Le quotidien économique Les Echos a révélé il y a quelques jours que 105 826 personnes ont été indemnisées par le régime des intermittents du spectacle, ils ont touché 1,276 milliard d'euros, alors que les cotisations s'élevaient à 223 millions d'euros. D'où un déficit de plus d'un milliard d'euros. Le régime de chômage des intermittents du spectacle n'est donc financé qu'à 17 %, laissant place à un trou béant dans les finances publiques. Du côté de l'Etat, on est pourtant prêt à ce que cela perdure. Il y a bien eu deux réformes en 2003 et 2007, mais si elles ont créé beaucoup d'agitations de la part des intermittents, elles n'ont rien changé concrètement. La Fédération CGT du Spectacle se dit elle prête à une nouvelle "véritable réforme", mais c'est en fait la question de l'opportunité du maintien de ce régime qui se pose.

En effet, quelle est la raison d'être du régime des intermittents du spectacle ? Avec aussi peu de cotisations par rapport aux indemnisations, il est peu probable qu'une quelconque réforme le mette à l'équilibre. Cet énorme déficit est donc d'ordre structurel. Cela veut aussi dire qu'il est voulu. Ce serait un moyen pour l'Etat de financer la politique culturelle en renflouant annuellement ce trou. D'après les intermittents eux-mêmes, ces indemnisations généreuses serait un moyen pour faire financer par la collectivité les répétitions et permettre des périodes d'inactivité aux artistes. Sauf que le régime des intermittents est loin de ne financer que les artistes.

Dans les chaînes de télévision, la très grande majorité de ceux qui assurent les tâches de production bénéficient du régime des intermittents. Caméramans, preneurs de son, infographistes... tous sont intermittents. Des entreprises stables usent et abusent quotidiennement du régime des intermittents, qui permet de diminuer leurs coûts, et qui est aussi très arrangeant pour les employés. Le seul grand perdant, c'est la collectivité qui finance tout cela indistinctement, soit le plus grand nombre. Et même dans les spectacles vivants, pourquoi les répétitions ne seraient-elles pas payées par le producteur, alors que cela fait partie du travail ?

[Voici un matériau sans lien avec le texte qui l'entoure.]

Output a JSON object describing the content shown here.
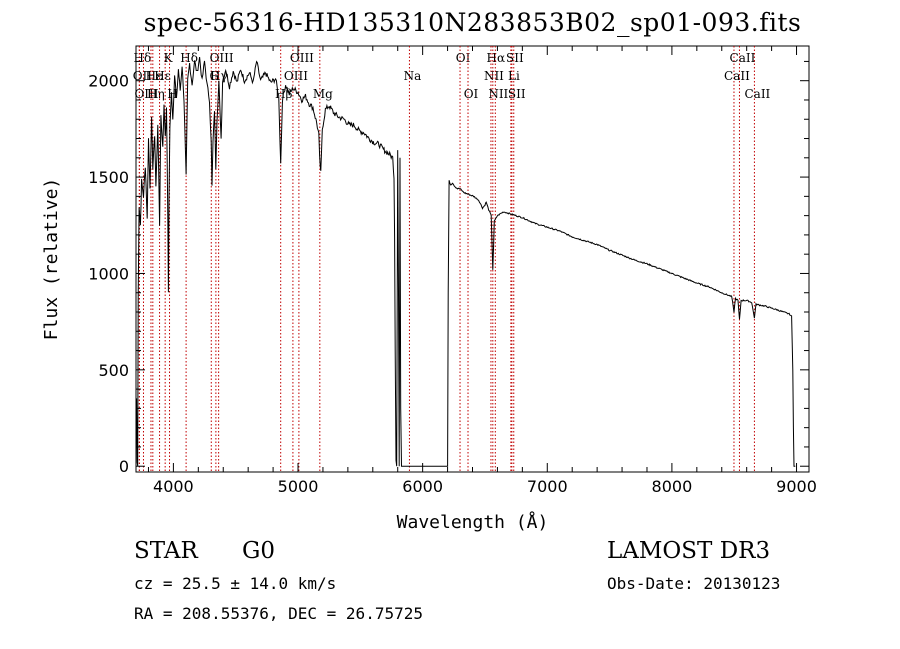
{
  "chart_data": {
    "type": "line",
    "title": "spec-56316-HD135310N283853B02_sp01-093.fits",
    "xlabel": "Wavelength (Å)",
    "ylabel": "Flux (relative)",
    "xlim": [
      3700,
      9100
    ],
    "ylim": [
      -30,
      2180
    ],
    "x_ticks": [
      4000,
      5000,
      6000,
      7000,
      8000,
      9000
    ],
    "y_ticks": [
      0,
      500,
      1000,
      1500,
      2000
    ],
    "x_tick_labels": [
      "4000",
      "5000",
      "6000",
      "7000",
      "8000",
      "9000"
    ],
    "y_tick_labels": [
      "0",
      "500",
      "1000",
      "1500",
      "2000"
    ],
    "series": [
      {
        "name": "flux",
        "points": [
          [
            3700,
            150
          ],
          [
            3705,
            350
          ],
          [
            3710,
            20
          ],
          [
            3714,
            0
          ],
          [
            3718,
            900
          ],
          [
            3725,
            1350
          ],
          [
            3735,
            1250
          ],
          [
            3745,
            1480
          ],
          [
            3760,
            1400
          ],
          [
            3775,
            1560
          ],
          [
            3790,
            1280
          ],
          [
            3800,
            1700
          ],
          [
            3812,
            1450
          ],
          [
            3825,
            1800
          ],
          [
            3835,
            1550
          ],
          [
            3850,
            1720
          ],
          [
            3860,
            1450
          ],
          [
            3875,
            1780
          ],
          [
            3889,
            1250
          ],
          [
            3900,
            1820
          ],
          [
            3915,
            1650
          ],
          [
            3925,
            1880
          ],
          [
            3935,
            1700
          ],
          [
            3945,
            1850
          ],
          [
            3955,
            1300
          ],
          [
            3960,
            900
          ],
          [
            3965,
            1400
          ],
          [
            3972,
            1750
          ],
          [
            3985,
            1950
          ],
          [
            3995,
            1800
          ],
          [
            4010,
            2030
          ],
          [
            4025,
            1900
          ],
          [
            4040,
            2060
          ],
          [
            4055,
            1950
          ],
          [
            4070,
            2080
          ],
          [
            4085,
            1900
          ],
          [
            4102,
            1500
          ],
          [
            4115,
            2000
          ],
          [
            4130,
            2090
          ],
          [
            4150,
            1980
          ],
          [
            4170,
            2100
          ],
          [
            4190,
            2040
          ],
          [
            4210,
            2120
          ],
          [
            4230,
            2000
          ],
          [
            4250,
            2100
          ],
          [
            4270,
            1980
          ],
          [
            4290,
            1900
          ],
          [
            4303,
            1680
          ],
          [
            4310,
            1450
          ],
          [
            4318,
            1680
          ],
          [
            4330,
            1850
          ],
          [
            4340,
            1550
          ],
          [
            4350,
            1800
          ],
          [
            4365,
            1990
          ],
          [
            4383,
            1700
          ],
          [
            4395,
            2000
          ],
          [
            4420,
            2060
          ],
          [
            4450,
            1970
          ],
          [
            4480,
            2050
          ],
          [
            4510,
            1990
          ],
          [
            4540,
            2060
          ],
          [
            4570,
            2000
          ],
          [
            4610,
            2040
          ],
          [
            4640,
            1990
          ],
          [
            4668,
            2100
          ],
          [
            4700,
            2000
          ],
          [
            4740,
            2040
          ],
          [
            4780,
            1990
          ],
          [
            4820,
            2010
          ],
          [
            4845,
            1920
          ],
          [
            4861,
            1570
          ],
          [
            4875,
            1900
          ],
          [
            4900,
            1980
          ],
          [
            4930,
            1930
          ],
          [
            4960,
            1960
          ],
          [
            5000,
            1940
          ],
          [
            5030,
            1900
          ],
          [
            5060,
            1920
          ],
          [
            5090,
            1880
          ],
          [
            5120,
            1860
          ],
          [
            5150,
            1780
          ],
          [
            5167,
            1720
          ],
          [
            5173,
            1600
          ],
          [
            5183,
            1520
          ],
          [
            5195,
            1750
          ],
          [
            5220,
            1850
          ],
          [
            5250,
            1870
          ],
          [
            5290,
            1830
          ],
          [
            5330,
            1810
          ],
          [
            5370,
            1800
          ],
          [
            5410,
            1770
          ],
          [
            5450,
            1770
          ],
          [
            5490,
            1740
          ],
          [
            5530,
            1730
          ],
          [
            5570,
            1700
          ],
          [
            5610,
            1680
          ],
          [
            5650,
            1670
          ],
          [
            5690,
            1640
          ],
          [
            5730,
            1620
          ],
          [
            5760,
            1600
          ],
          [
            5770,
            1500
          ],
          [
            5775,
            1200
          ],
          [
            5780,
            600
          ],
          [
            5786,
            30
          ],
          [
            5792,
            0
          ],
          [
            5800,
            1640
          ],
          [
            5806,
            900
          ],
          [
            5812,
            0
          ],
          [
            5818,
            1600
          ],
          [
            5824,
            300
          ],
          [
            5830,
            0
          ],
          [
            5850,
            0
          ],
          [
            6000,
            0
          ],
          [
            6100,
            0
          ],
          [
            6180,
            0
          ],
          [
            6200,
            0
          ],
          [
            6205,
            900
          ],
          [
            6212,
            1480
          ],
          [
            6225,
            1460
          ],
          [
            6240,
            1470
          ],
          [
            6260,
            1450
          ],
          [
            6280,
            1440
          ],
          [
            6300,
            1440
          ],
          [
            6330,
            1420
          ],
          [
            6370,
            1410
          ],
          [
            6410,
            1400
          ],
          [
            6450,
            1380
          ],
          [
            6480,
            1340
          ],
          [
            6495,
            1350
          ],
          [
            6510,
            1370
          ],
          [
            6530,
            1330
          ],
          [
            6550,
            1300
          ],
          [
            6563,
            1020
          ],
          [
            6575,
            1270
          ],
          [
            6600,
            1300
          ],
          [
            6650,
            1320
          ],
          [
            6700,
            1310
          ],
          [
            6800,
            1290
          ],
          [
            6900,
            1260
          ],
          [
            7000,
            1240
          ],
          [
            7100,
            1220
          ],
          [
            7200,
            1190
          ],
          [
            7300,
            1170
          ],
          [
            7400,
            1150
          ],
          [
            7500,
            1120
          ],
          [
            7600,
            1095
          ],
          [
            7700,
            1070
          ],
          [
            7800,
            1050
          ],
          [
            7900,
            1025
          ],
          [
            8000,
            1000
          ],
          [
            8100,
            975
          ],
          [
            8200,
            950
          ],
          [
            8300,
            930
          ],
          [
            8400,
            900
          ],
          [
            8480,
            880
          ],
          [
            8498,
            800
          ],
          [
            8510,
            870
          ],
          [
            8530,
            860
          ],
          [
            8542,
            760
          ],
          [
            8555,
            860
          ],
          [
            8600,
            860
          ],
          [
            8640,
            850
          ],
          [
            8662,
            770
          ],
          [
            8675,
            840
          ],
          [
            8750,
            830
          ],
          [
            8850,
            810
          ],
          [
            8940,
            790
          ],
          [
            8960,
            780
          ],
          [
            8970,
            500
          ],
          [
            8975,
            200
          ],
          [
            8980,
            0
          ],
          [
            8990,
            0
          ]
        ]
      }
    ],
    "lines": [
      {
        "label": "Hδ",
        "x": 3727,
        "row": 1
      },
      {
        "label": "OII",
        "x": 3727,
        "row": 2
      },
      {
        "label": "OIII",
        "x": 3760,
        "row": 3
      },
      {
        "label": "Hε",
        "x": 3820,
        "row": 2
      },
      {
        "label": "Hη",
        "x": 3835,
        "row": 3
      },
      {
        "label": "K",
        "x": 3934,
        "row": 1
      },
      {
        "label": "H",
        "x": 3969,
        "row": 3
      },
      {
        "label": "Hε",
        "x": 3889,
        "row": 2
      },
      {
        "label": "Hδ",
        "x": 4102,
        "row": 1
      },
      {
        "label": "G",
        "x": 4304,
        "row": 2
      },
      {
        "label": "Hγ",
        "x": 4341,
        "row": 2
      },
      {
        "label": "OIII",
        "x": 4363,
        "row": 1
      },
      {
        "label": "Hβ",
        "x": 4861,
        "row": 3
      },
      {
        "label": "OIII",
        "x": 4959,
        "row": 2
      },
      {
        "label": "OIII",
        "x": 5007,
        "row": 1
      },
      {
        "label": "Mg",
        "x": 5175,
        "row": 3
      },
      {
        "label": "Na",
        "x": 5894,
        "row": 2
      },
      {
        "label": "OI",
        "x": 6300,
        "row": 1
      },
      {
        "label": "OI",
        "x": 6364,
        "row": 3
      },
      {
        "label": "NII",
        "x": 6548,
        "row": 2
      },
      {
        "label": "Hα",
        "x": 6563,
        "row": 1
      },
      {
        "label": "NII",
        "x": 6583,
        "row": 3
      },
      {
        "label": "Li",
        "x": 6708,
        "row": 2
      },
      {
        "label": "SII",
        "x": 6716,
        "row": 1
      },
      {
        "label": "SII",
        "x": 6731,
        "row": 3
      },
      {
        "label": "CaII",
        "x": 8498,
        "row": 2
      },
      {
        "label": "CaII",
        "x": 8542,
        "row": 1
      },
      {
        "label": "CaII",
        "x": 8662,
        "row": 3
      }
    ]
  },
  "info": {
    "object_class": "STAR",
    "subclass": "G0",
    "survey": "LAMOST DR3",
    "cz": "cz = 25.5 ± 14.0 km/s",
    "obs_date": "Obs-Date: 20130123",
    "coords": "RA = 208.55376, DEC =  26.75725"
  },
  "colors": {
    "line_marker": "#c00000",
    "spectrum": "#000000"
  }
}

Le régime des intermittents du spectacle est une spécificité française. Dans les autres pays, être acteur ou infographiste est un métier comme un autre, donc obéissant aux mêmes contraintes, et bénéficiant des mêmes droits. Ce déficit structurel est trop lourd pour pouvoir être pris en charge par l'Etat indéfiniment. Des négociations entre patronat et syndicats commencent sur l'assurance chômage, le gouvernement devrait en profiter pour annoncer qu'il ne renflouera plus ce déficit. Il y aurait alors de grande chances que cela signe l'arrêt de ce régime. Evidemment, reversés dans le régime général, ceux qui étaient autrefois intermittents représenteraient probablement encore un coût, mais au moins celui-ci serait largement moins important.